We would also like to thank the community of Whistler for coming out and supporting us by eating pizza and participating in our silent auction and raffle!

And, of course, thanks to the staff of Creekbread for their help on the night of, and the donation from each pizza.

The exchange program is a fantastic opportunity for 10 Whistler youth to travel to Karuizawa, Japan to serve as ambassadors of Whistler. We are excited to experience a new culture and further develop our friendships with youth from Karuizawa in October. 

Domo arigato/ thank you.

Adam Brett
on behalf of the sister city exchange students, 2017

Wow! Another year, another Boogie! 

The Rotary Club of Whistler Millennium hosted its third Brandywine Boogie Trail Run on Saturday, Sept. 23.  After a few challenges, primarily finding an alternate route and finish line, we were up and running.

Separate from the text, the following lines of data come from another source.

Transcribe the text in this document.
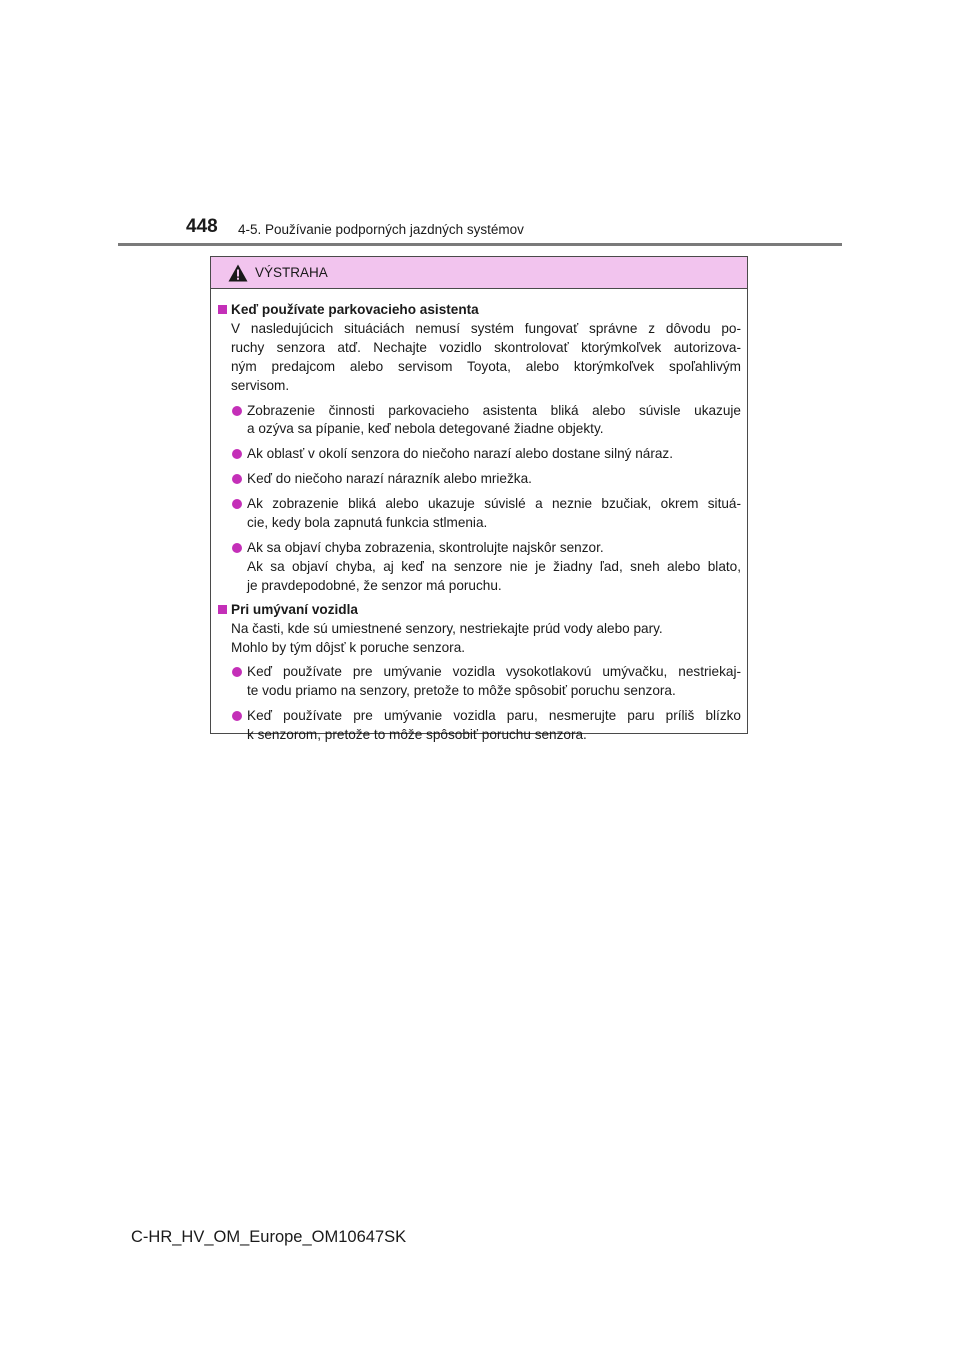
448 4-5. Používanie podporných jazdných systémov
VÝSTRAHA
Keď používate parkovacieho asistenta
V nasledujúcich situáciách nemusí systém fungovať správne z dôvodu po-
ruchy senzora atď. Nechajte vozidlo skontrolovať ktorýmkoľvek autorizova-
ným predajcom alebo servisom Toyota, alebo ktorýmkoľvek spoľahlivým
servisom.
Zobrazenie činnosti parkovacieho asistenta bliká alebo súvisle ukazuje
a ozýva sa pípanie, keď nebola detegované žiadne objekty.
Ak oblasť v okolí senzora do niečoho narazí alebo dostane silný náraz.
Keď do niečoho narazí nárazník alebo mriežka.
Ak zobrazenie bliká alebo ukazuje súvislé a neznie bzučiak, okrem situá-
cie, kedy bola zapnutá funkcia stlmenia.
Ak sa objaví chyba zobrazenia, skontrolujte najskôr senzor.
Ak sa objaví chyba, aj keď na senzore nie je žiadny ľad, sneh alebo blato,
je pravdepodobné, že senzor má poruchu.
Pri umývaní vozidla
Na časti, kde sú umiestnené senzory, nestriekajte prúd vody alebo pary.
Mohlo by tým dôjsť k poruche senzora.
Keď používate pre umývanie vozidla vysokotlakovú umývačku, nestriekaj-
te vodu priamo na senzory, pretože to môže spôsobiť poruchu senzora.
Keď používate pre umývanie vozidla paru, nesmerujte paru príliš blízko
k senzorom, pretože to môže spôsobiť poruchu senzora.
C-HR_HV_OM_Europe_OM10647SK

Well done to the speed demons who annihilated the course in record time and to all participants for joining us on the day. 

As usual, we had incredible support from local businesses. Helly Hansen, we can't thank you enough for your generosity and support in our third year.  

Shout outs to: Back In Action; Whistler Creek Athletic Club; Nesters; Peak to Green Accommodation; RMOW; first aid and sweep Kevin Tennock; photographer Jim Budge; print media the Question and Pique; Tim Hortons for filling our last-minute request for hot chocolate; and the Longhorn, providing the best seats to view the mountains while quenching our thirst. Big thank yous also for the incredible prizes from: Fairmont Chateau Whistler; Scandinave Spa; YogaCara; Lululemon; Listel Hotel; Blackcomb Liquor Store; Whistler Smiles; Bear Paw Yoga; Vega; and the Creekside Gym.

Congratulations to all runners and walkers (a new category this year) who got out there and ran with us. 

Remember, you, the participants, chose your beneficiary. A big thank you to those from Rotary Youth Exchange, WORCA and Zero Ceiling.  

Of course, none of this happens without volunteers who give their time unequivocally.

Thank you. Everyone. In the spirit of community, fun and trail running, we look forward to seeing you next year!